The next thing that one hears are the musical influences. A little bit here borrowed from The Beatles, a little there lifted from The Who, and maybe a smidgen of The Kinks thrown in for added texture? Why not? What Cheap Trick does well is they don’t merely mimic their musical heroes, they work them into their own formula.
Where this disc slips for me is there isn’t enough attention paid to Zander’s vocals (and, subsequently, lyrics primarily written by Nielsen). There are some important messages in songs like “Daddy Should Have Stayed In High School,” had they been brought forward more in the mix by producer Jack Douglas.

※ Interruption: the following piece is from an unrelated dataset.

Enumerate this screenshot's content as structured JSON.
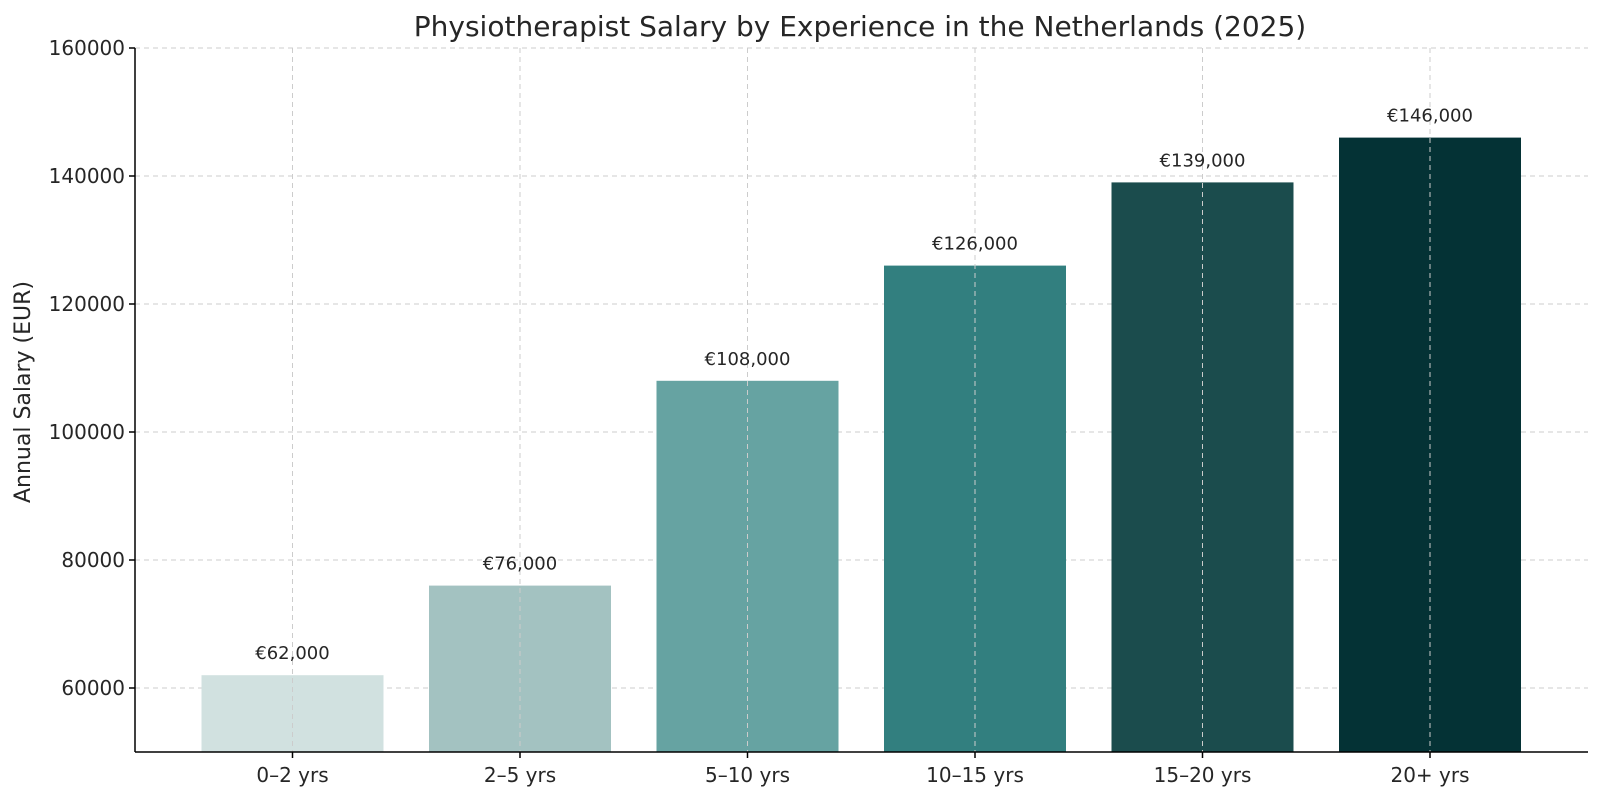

Cheap Trick features a band still discovering who they were and where they fit into the whole scene. So, you’re not going to find the huge hits on this one. You will, however, find tracks such as “The Ballad Of T.V. Violence (I’m Not The Only Boy),” “He’s A Whore,” “Taxman (Mr. Thief)” and the hauntingly beautiful “Mandocello.”
Other than the lyrics losing power, the biggest flaw with this disc is it’s not always the easiest disc to listen to. These songs require you to pay attention; a casual listen will leave you thinking there was no substance to this disc. I know... I made that mistake when I was younger, and even found myself struggling while listening to it for this review.
I realize I’m overlooking the bonus tracks thrown on to the reissue... honestly, they do little to add to the original disc, so I’d rather focus on the album as it was released (even though I agree reversing the sides so “Elo Kiddies” led things off on the reissue was the correct move).
All in all, Cheap Trick does prove itself to be a solid first step for the lads from Rockford, Illinois—if one is willing to put the time and attention needed into it. And, perhaps, that’s the reason it just missed denting the Billboard charts—it demanded that the listener actually think.